Two rising seniors will perform high-level internships funded by the Environmental Protection Agency (EPA) this summer. Bestowed on just 25 students nationally in 2016, the EPA-Greater Research Opportunities (GRO) fellowship provides $50,000 over two years to support tuition, research projects and a 12-week, paid EPA internship. It is rarely bestowed on two students from the same institution in the same year.

Keziah Groth-Tuft ’17 (international studies) will spend the summer in Seattle, working side-by-side with EPA scientists on water-quality issues, while Caroline Kanaskie ’17 (environmental science) performs biogeochemistry research in Rhode Island. They are the third and fourth Dickinson students to be named EPA-GRO fellows during the past three years.

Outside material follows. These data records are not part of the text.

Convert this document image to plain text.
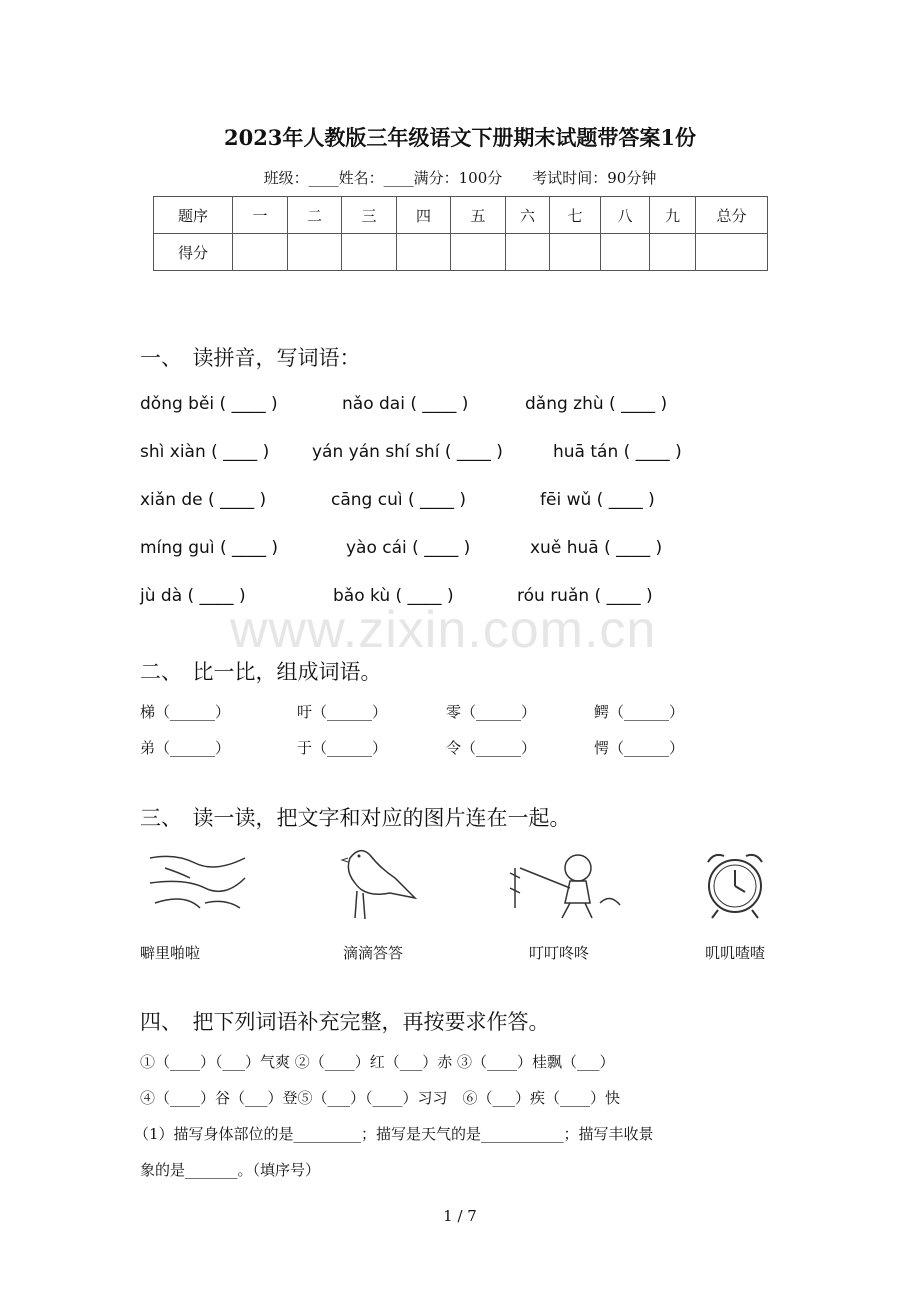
www.zixin.com.cn
2023年人教版三年级语文下册期末试题带答案1份
班级：____姓名：____满分：100分　　考试时间：90分钟
题序	一	二	三	四	五	六	七	八	九	总分
得分										
一、　读拼音，写词语：
dǒng běi ( ____ )	nǎo dai ( ____ )	dǎng zhù ( ____ )
shì xiàn ( ____ )	yán yán shí shí ( ____ )	huā tán ( ____ )
xiǎn de ( ____ )	cāng cuì ( ____ )	fēi wǔ ( ____ )
míng guì ( ____ )	yào cái ( ____ )	xuě huā ( ____ )
jù dà ( ____ )	bǎo kù ( ____ )	róu ruǎn ( ____ )
二、　比一比，组成词语。
梯（______）	吁（______）	零（______）	鳄（______）
弟（______）	于（______）	令（______）	愕（______）
三、　读一读，把文字和对应的图片连在一起。
噼里啪啦	滴滴答答	叮叮咚咚	叽叽喳喳
四、　把下列词语补充完整，再按要求作答。
①（____）（___）气爽 ②（____）红（___）赤 ③（____）桂飘（___）
④（____）谷（___）登⑤（___）（____）习习　⑥（___）疾（____）快
（1）描写身体部位的是_________；描写是天气的是___________；描写丰收景
象的是_______。（填序号）
1 / 7
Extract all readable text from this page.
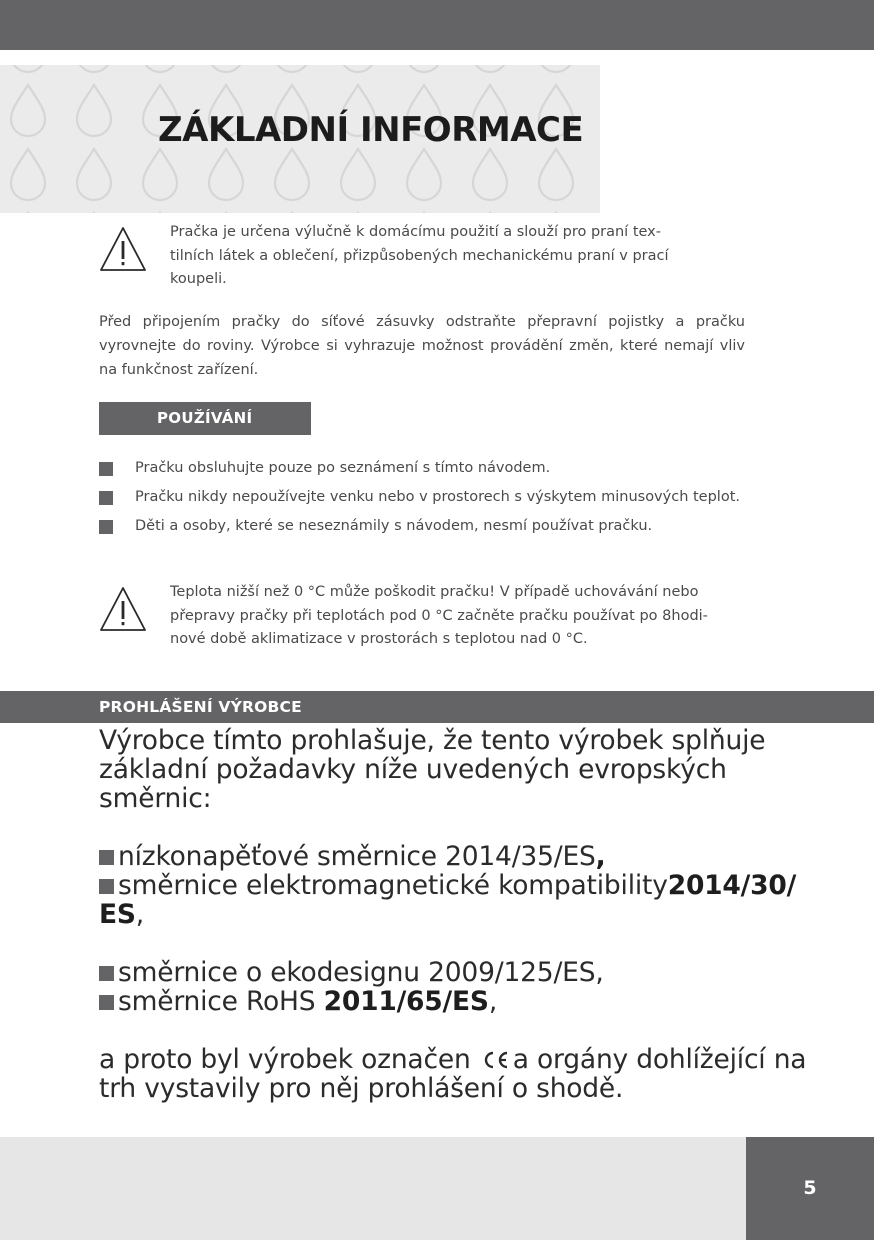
ZÁKLADNÍ INFORMACE
Pračka je určena výlučně k domácímu použití a slouží pro praní tex-
tilních látek a oblečení, přizpůsobených mechanickému praní v prací
koupeli.
Před připojením pračky do síťové zásuvky odstraňte přepravní pojistky a pračku vyrovnejte do roviny. Výrobce si vyhrazuje možnost provádění změn, které nemají vliv na funkčnost zařízení.
POUŽÍVÁNÍ
Pračku obsluhujte pouze po seznámení s tímto návodem.
Pračku nikdy nepoužívejte venku nebo v prostorech s výskytem minusových teplot.
Děti a osoby, které se neseznámily s návodem, nesmí používat pračku.
Teplota nižší než 0 °C může poškodit pračku! V případě uchovávání nebo
přepravy pračky při teplotách pod 0 °C začněte pračku používat po 8hodi-
nové době aklimatizace v prostorách s teplotou nad 0 °C.
PROHLÁŠENÍ VÝROBCE

Výrobce tímto prohlašuje, že tento výrobek splňuje

základní požadavky níže uvedených evropských

směrnic:

nízkonapěťové směrnice 2014/35/ES,

směrnice elektromagnetické kompatibility2014/30/

ES,

směrnice o ekodesignu 2009/125/ES,

směrnice RoHS 2011/65/ES,

a proto byl výrobek označen a orgány dohlížející na

trh vystavily pro něj prohlášení o shodě.

5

Groth-Tuft’s interest in water quality stems from her family’s haul-seining fishery in Lambertville, N.J., and she became focused on global water issues last year after taking part in a Global Climate Change Mosaic and attending the United Nations Climate Change Conference (COP21) in Paris. She is particularly interested in the effects of water quality and availability on international relations and on vulnerable populations, and when she was unable to find a related internship last summer, she designed her own—serving in her local EPA office as an outreach educator on global climate change.

A year later, Groth-Tuft is back with the EPA, this time in the organization’s Seattle Office of Water and Watersheds. She will investigate runoff programs for construction and industrial sites, report on the office’s responses to related tribal concerns and research aquaculture’s role in maintaining salmon populations—all issues that intersect with her plans for a career in human rights and environmental justice.

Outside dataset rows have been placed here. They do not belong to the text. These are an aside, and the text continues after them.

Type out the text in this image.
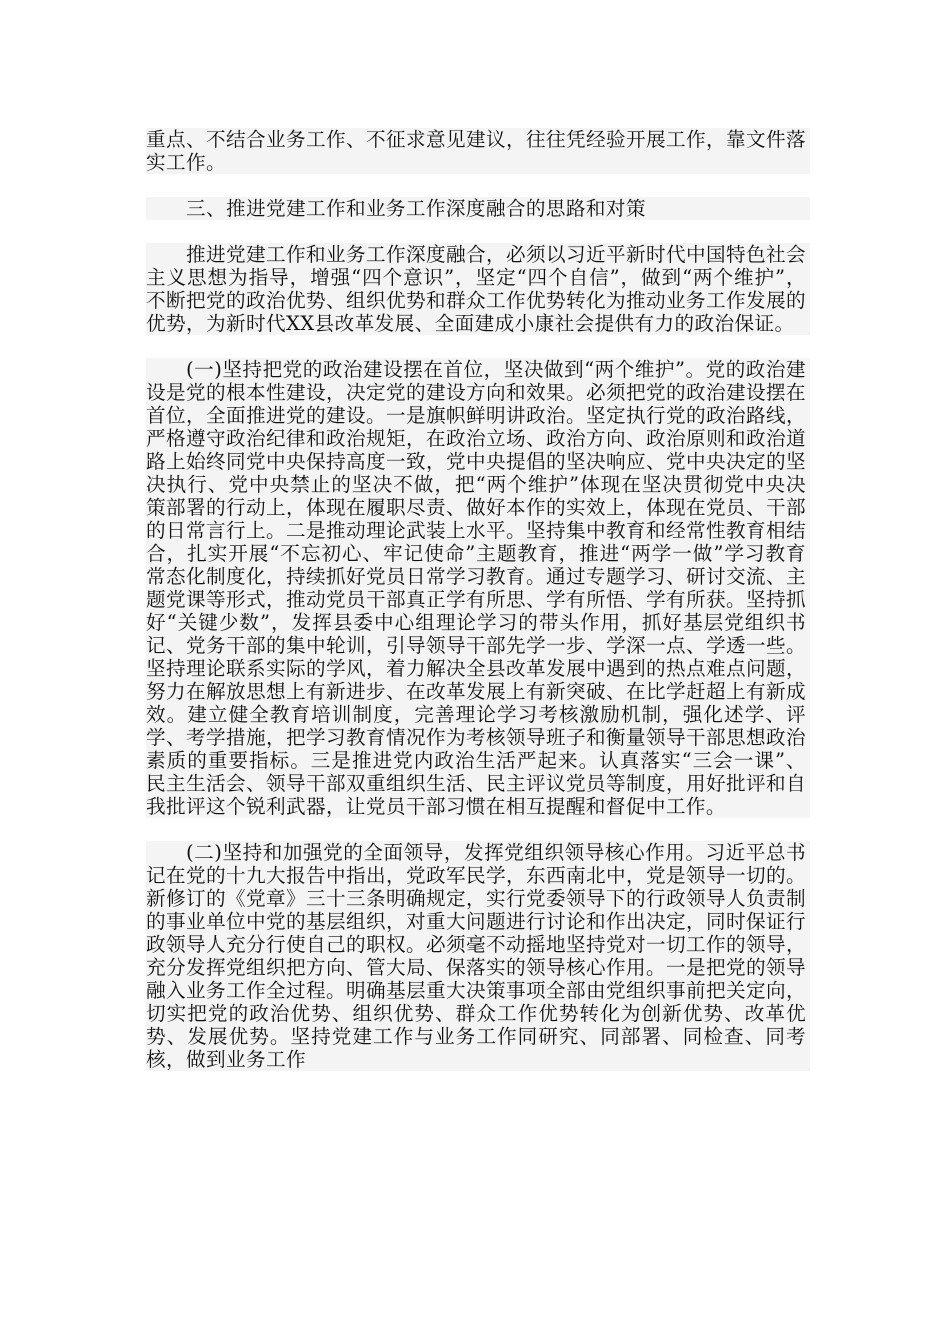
重点、不结合业务工作、不征求意见建议，往往凭经验开展工作，靠文件落实工作。

三、推进党建工作和业务工作深度融合的思路和对策

推进党建工作和业务工作深度融合，必须以习近平新时代中国特色社会主义思想为指导，增强“四个意识”，坚定“四个自信”，做到“两个维护”，不断把党的政治优势、组织优势和群众工作优势转化为推动业务工作发展的优势，为新时代XX县改革发展、全面建成小康社会提供有力的政治保证。

(一)坚持把党的政治建设摆在首位，坚决做到“两个维护”。党的政治建设是党的根本性建设，决定党的建设方向和效果。必须把党的政治建设摆在首位，全面推进党的建设。一是旗帜鲜明讲政治。坚定执行党的政治路线，严格遵守政治纪律和政治规矩，在政治立场、政治方向、政治原则和政治道路上始终同党中央保持高度一致，党中央提倡的坚决响应、党中央决定的坚决执行、党中央禁止的坚决不做，把“两个维护”体现在坚决贯彻党中央决策部署的行动上，体现在履职尽责、做好本作的实效上，体现在党员、干部的日常言行上。二是推动理论武装上水平。坚持集中教育和经常性教育相结合，扎实开展“不忘初心、牢记使命”主题教育，推进“两学一做”学习教育常态化制度化，持续抓好党员日常学习教育。通过专题学习、研讨交流、主题党课等形式，推动党员干部真正学有所思、学有所悟、学有所获。坚持抓好“关键少数”，发挥县委中心组理论学习的带头作用，抓好基层党组织书记、党务干部的集中轮训，引导领导干部先学一步、学深一点、学透一些。坚持理论联系实际的学风，着力解决全县改革发展中遇到的热点难点问题，努力在解放思想上有新进步、在改革发展上有新突破、在比学赶超上有新成效。建立健全教育培训制度，完善理论学习考核激励机制，强化述学、评学、考学措施，把学习教育情况作为考核领导班子和衡量领导干部思想政治素质的重要指标。三是推进党内政治生活严起来。认真落实“三会一课”、民主生活会、领导干部双重组织生活、民主评议党员等制度，用好批评和自我批评这个锐利武器，让党员干部习惯在相互提醒和督促中工作。

(二)坚持和加强党的全面领导，发挥党组织领导核心作用。习近平总书记在党的十九大报告中指出，党政军民学，东西南北中，党是领导一切的。新修订的《党章》三十三条明确规定，实行党委领导下的行政领导人负责制的事业单位中党的基层组织，对重大问题进行讨论和作出决定，同时保证行政领导人充分行使自己的职权。必须毫不动摇地坚持党对一切工作的领导，充分发挥党组织把方向、管大局、保落实的领导核心作用。一是把党的领导融入业务工作全过程。明确基层重大决策事项全部由党组织事前把关定向，切实把党的政治优势、组织优势、群众工作优势转化为创新优势、改革优势、发展优势。坚持党建工作与业务工作同研究、同部署、同检查、同考核，做到业务工作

Caroline Kanaskie '17 in the lab, pipetting algal solutions.

Caroline Kanaskie '17 in the lab, pipetting algal solutions.

Kanaskie is also passionate about water-quality issues and has been involved with the Alliance for Aquatic Resource Monitoring (ALLARM) since her first year at Dickinson. The summer after her first year, she helped conduct statewide research on fracking in Pennsylvania, and she’s since led environmental workshops for community groups. She’s also a Montgomery Service Leader and member of the women’s swimming team.

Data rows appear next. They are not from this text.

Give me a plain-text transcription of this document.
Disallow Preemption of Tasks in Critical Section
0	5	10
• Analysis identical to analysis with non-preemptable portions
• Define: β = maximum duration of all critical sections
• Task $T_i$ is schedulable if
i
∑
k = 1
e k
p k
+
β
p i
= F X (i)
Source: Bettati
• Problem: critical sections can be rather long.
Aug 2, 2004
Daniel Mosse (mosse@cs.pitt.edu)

After a summer 2015 internship at the Smithsonian Environmental Research Center conducting research on mud crabs in the Chesapeake Bay, Kanaskie spent a semester at the Marine Biological Laboratory, where she studied carbon and nitrogen cycling. She says these experiences laid a foundation for her work in Rhode Island, where she will investigate nitrogen pollution, climate change and belowground carbon cycling in the Narragansett wetlands, along with scientists at the region’s EPA Atlantic Ecology Division.

Like Groth-Tuft, Kanaskie is eager to roll up her sleeves at the EPA, and she feels confident that the intensive research and professional contacts she’ll gain this summer will help her map a promising career in a fast-growing, wide-open field. (That fact is bearing out for previous EPA-GRO fellows at Dickinson. After interning with the EPA’s Casco Bay Estuary Partnership in Portland, Maine, 2015 EPA-GRO fellow Rachel Sclafani accepted a position with GIS software company Esri, while 2014 EPA-GRO recipient Zev Greenberg, who served an internship in the EPA’s National Exposure Research Laboratory, will pursue a Ph.D. in developmental biology at Washington University this fall.)

Groth-Tuft adds that the EPA-GRO fellowships bring more intangible rewards too. “Knowing that such an important organization wants to fund me to further my studies of environmental justice inspires me to work harder to achieve my dreams of making a positive difference in the world,” she says.